I had the opportunity to visit with a number of broadcasters of the course of several months and my observations led me to believe that this would not be acceptable for several reasons: inputting 15 digits manually is not simple, the video feeds would be changed regularly, there was no “accidental” entry prevention (i.e. bumping up against the panel accidentally) and broadcast engineers are not IP network engineers. They don’t “think IP”, they think “Tampa1 or NYC3” video feed.

It turns out we did have an SNMP input, so I asked, “Can’t we set up a Lookup Table with all the IP addresses to all the video destinations and sources, quickly develop a fast web-based menu way for them to select the destination, or destinations if it was a multicast feed, all by name?”. The answer was a grudging, “Yes”. We implemented the changes and our customer was thrilled that we did so.

The hard parts here were taking the time to understand the use case, getting our technical team to think more like our target customer and then making the solution simple enough in software we could develop and control, until they could then migrate it into their own broadcast NMS (network management system).

Do Not Devalue Your Brand

If you follow steps 1 – 4, you are off to a great start. But then you will most likely still encounter the “we need to be everywhere we can” and some of those places are very value conscious. Unless your positioning is to be a “value-priced” brand, you can make major mistakes here.
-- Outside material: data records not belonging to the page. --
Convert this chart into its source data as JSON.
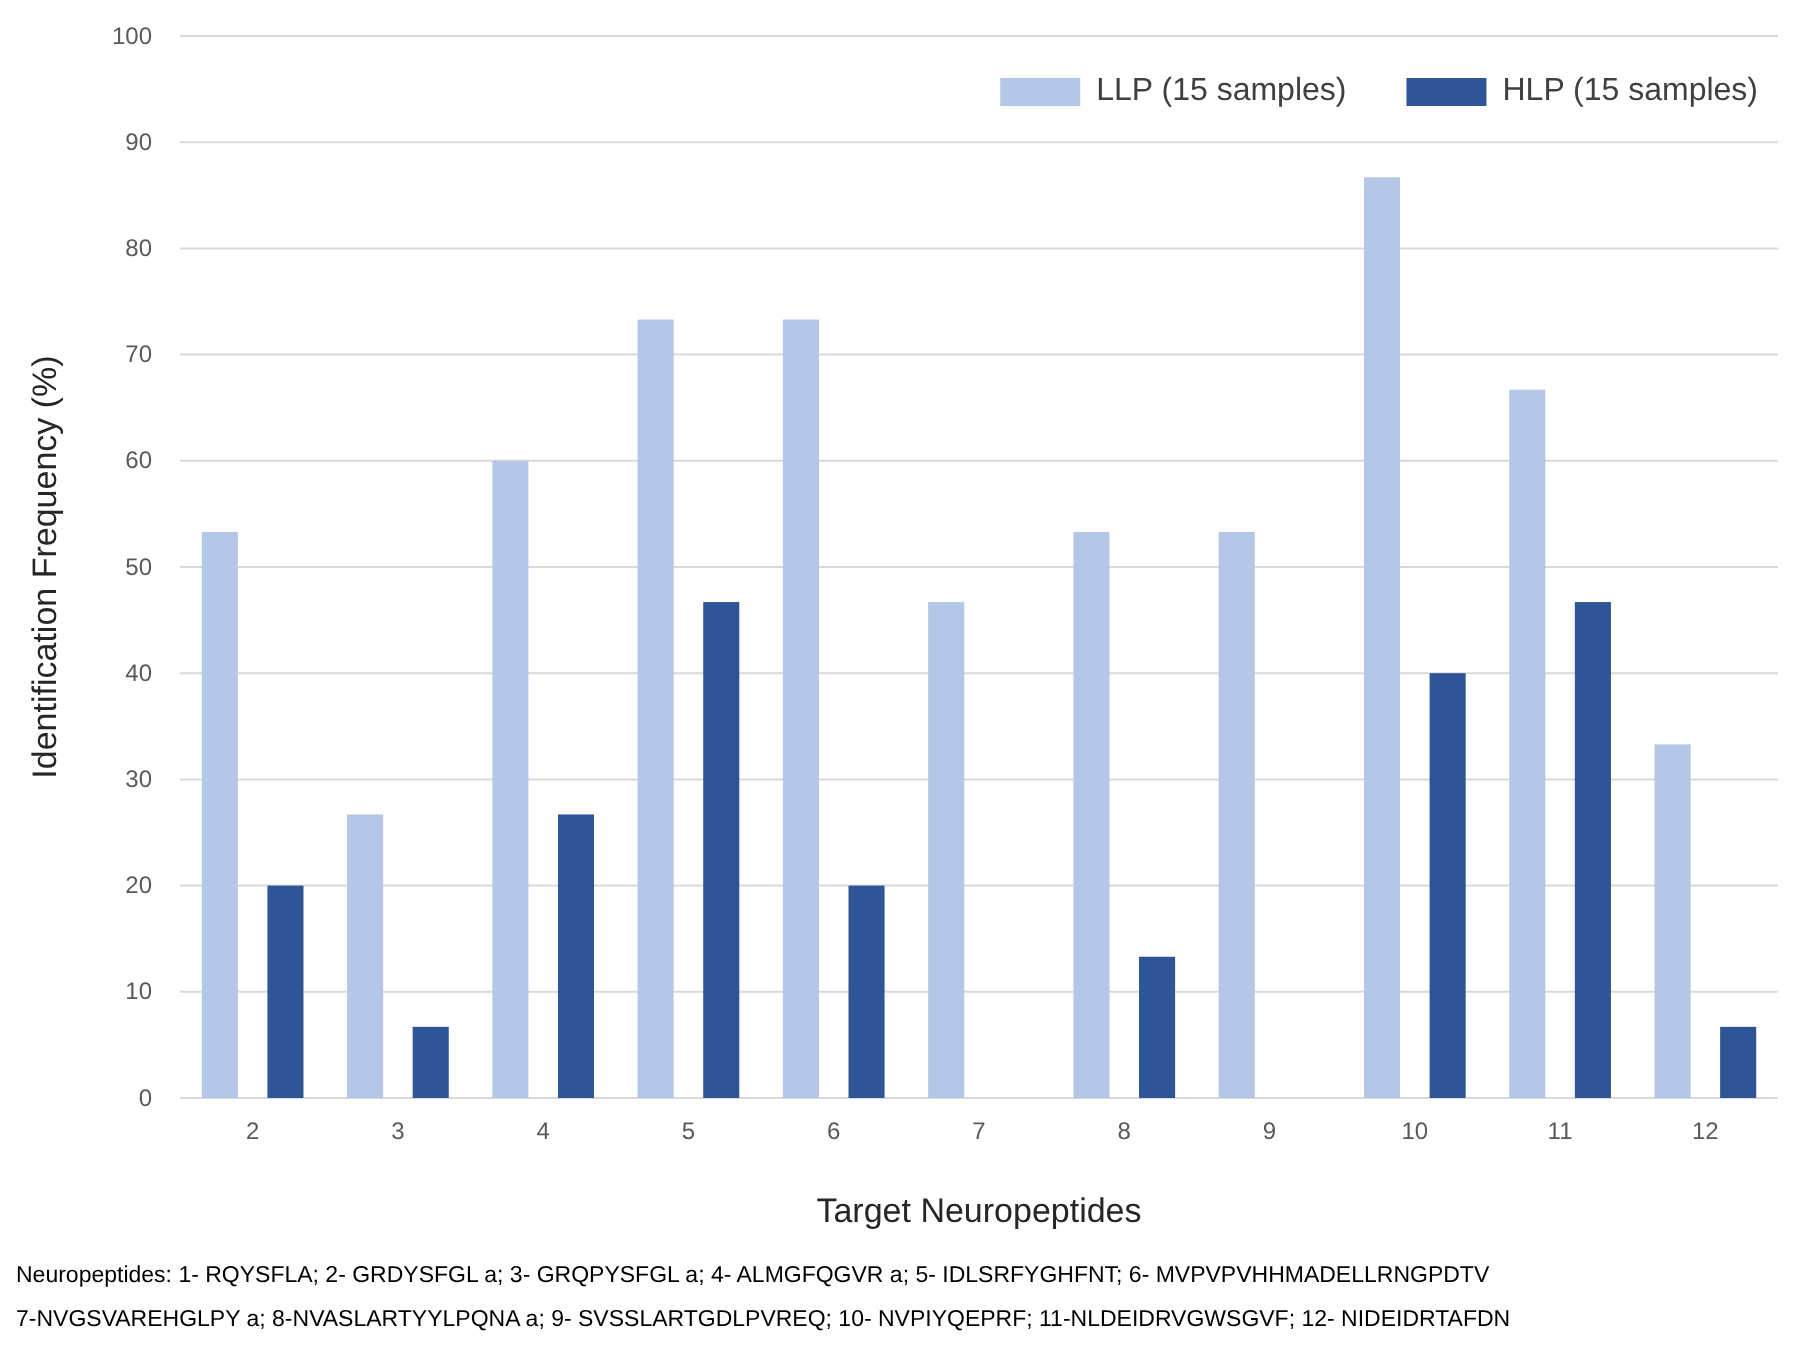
{
  "chart_data": {
    "type": "bar",
    "xlabel": "Target Neuropeptides",
    "ylabel": "Identification  Frequency (%)",
    "categories": [
      "2",
      "3",
      "4",
      "5",
      "6",
      "7",
      "8",
      "9",
      "10",
      "11",
      "12"
    ],
    "series": [
      {
        "name": "LLP (15 samples)",
        "color": "#b4c7e7",
        "values": [
          53.3,
          26.7,
          60,
          73.3,
          73.3,
          46.7,
          53.3,
          53.3,
          86.7,
          66.7,
          33.3
        ]
      },
      {
        "name": "HLP (15 samples)",
        "color": "#2f5597",
        "values": [
          20,
          6.7,
          26.7,
          46.7,
          20,
          0,
          13.3,
          0,
          40,
          46.7,
          6.7
        ]
      }
    ],
    "ylim": [
      0,
      100
    ],
    "yticks": [
      0,
      10,
      20,
      30,
      40,
      50,
      60,
      70,
      80,
      90,
      100
    ],
    "grid": "y",
    "legend": "top right",
    "annotations": [
      "Neuropeptides: 1- RQYSFLA; 2- GRDYSFGL a; 3- GRQPYSFGL a; 4- ALMGFQGVR a; 5- IDLSRFYGHFNT; 6- MVPVPVHHMADELLRNGPDTV",
      "7-NVGSVAREHGLPY a; 8-NVASLARTYYLPQNA a; 9- SVSSLARTGDLPVREQ; 10- NVPIYQEPRF; 11-NLDEIDRVGWSGVF; 12- NIDEIDRTAFDN"
    ]
  }
}
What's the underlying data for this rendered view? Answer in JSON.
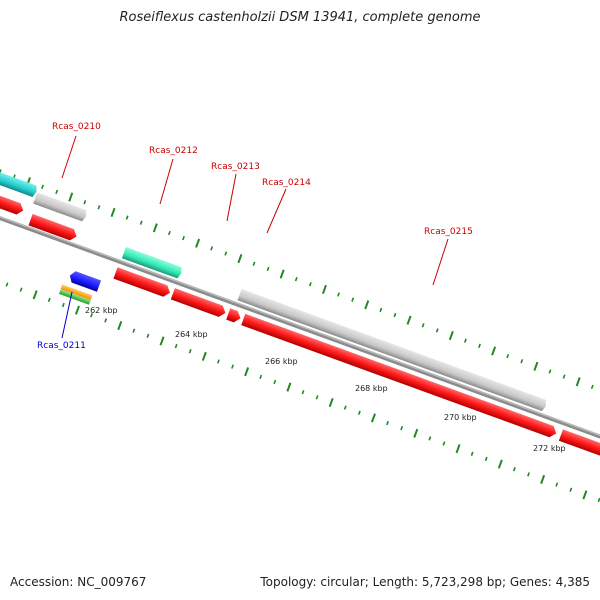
{
  "title": "Roseiflexus castenholzii DSM 13941, complete genome",
  "footer": {
    "accession": "Accession: NC_009767",
    "topology": "Topology: circular; Length: 5,723,298 bp; Genes: 4,385"
  },
  "scale_labels": [
    "262 kbp",
    "264 kbp",
    "266 kbp",
    "268 kbp",
    "270 kbp",
    "272 kbp"
  ],
  "gene_labels": [
    {
      "text": "Rcas_0210",
      "color": "#cc0000"
    },
    {
      "text": "Rcas_0212",
      "color": "#cc0000"
    },
    {
      "text": "Rcas_0213",
      "color": "#cc0000"
    },
    {
      "text": "Rcas_0214",
      "color": "#cc0000"
    },
    {
      "text": "Rcas_0215",
      "color": "#cc0000"
    },
    {
      "text": "Rcas_0211",
      "color": "#0000cc"
    }
  ],
  "colors": {
    "cds_red": "#ff1a1a",
    "gene_gray": "#c8c8c8",
    "teal": "#33e6b3",
    "cyan": "#33cccc",
    "blue": "#1a1aff",
    "orange": "#ff9922",
    "green": "#44bb44",
    "tick_green": "#228822",
    "backbone": "#888888"
  }
}
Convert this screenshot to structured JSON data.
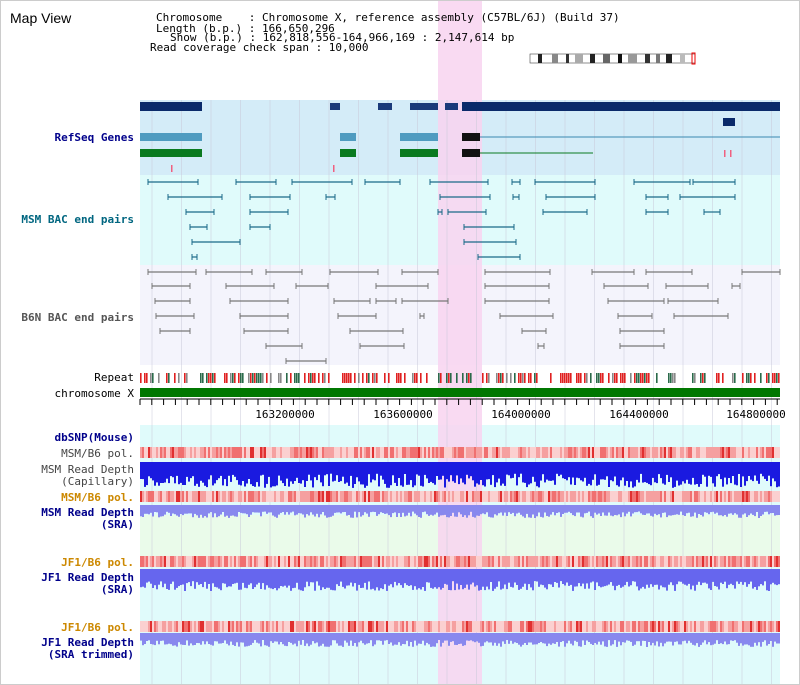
{
  "title": "Map View",
  "info": {
    "chromosome": "Chromosome    : Chromosome X, reference assembly (C57BL/6J) (Build 37)",
    "length": "Length (b.p.) : 166,650,296",
    "show": "Show (b.p.) : 162,818,556-164,966,169 : 2,147,614 bp",
    "coverage": "Read coverage check span : 10,000"
  },
  "tracks": {
    "refseq": "RefSeq Genes",
    "msm_bac": "MSM BAC end pairs",
    "b6n_bac": "B6N BAC end pairs",
    "repeat": "Repeat",
    "chromosome": "chromosome X",
    "dbsnp": "dbSNP(Mouse)",
    "msm_b6_pol_1": "MSM/B6 pol.",
    "msm_read_depth_cap_1": "MSM Read Depth",
    "msm_read_depth_cap_2": "(Capillary)",
    "msm_b6_pol_2": "MSM/B6 pol.",
    "msm_read_depth_sra_1": "MSM Read Depth",
    "msm_read_depth_sra_2": "(SRA)",
    "jf1_b6_pol_1": "JF1/B6 pol.",
    "jf1_read_depth_1": "JF1 Read Depth",
    "jf1_read_depth_2": "(SRA)",
    "jf1_b6_pol_2": "JF1/B6 pol.",
    "jf1_read_depth_trim_1": "JF1 Read Depth",
    "jf1_read_depth_trim_2": "(SRA trimmed)"
  },
  "axis_ticks": [
    "163200000",
    "163600000",
    "164000000",
    "164400000",
    "164800000"
  ],
  "colors": {
    "navy_label": "#00008b",
    "teal_label": "#006680",
    "gray_label": "#555555",
    "orange_label": "#cc8800",
    "refseq_bg": "#d4ecf8",
    "bac_bg": "#e0fbfb",
    "highlight": "#f8d4f0",
    "chromosome_bar": "#007700"
  }
}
Your product family may not be suitable for all possible distribution channels. That is OK. Don’t go there. Do be sure you take a careful look where your target customers might like (or expect) to buy your products and make every reasonable attempt to be there but under your own terms.

Do not develop a “low-price” sub-brand or channel without a lot of thought. The ladies in my house really like Michael Kors products, but they will no longer buy them at places like Nordstroms, and Neiman Marcus when they can get them at Marshall’s for almost half the price.

You could do worse than employing these five principles, becoming part of “The Collective” like the Borg on Star Trek and entering into Apple’s “Hive Mind” … Live long and Prosper!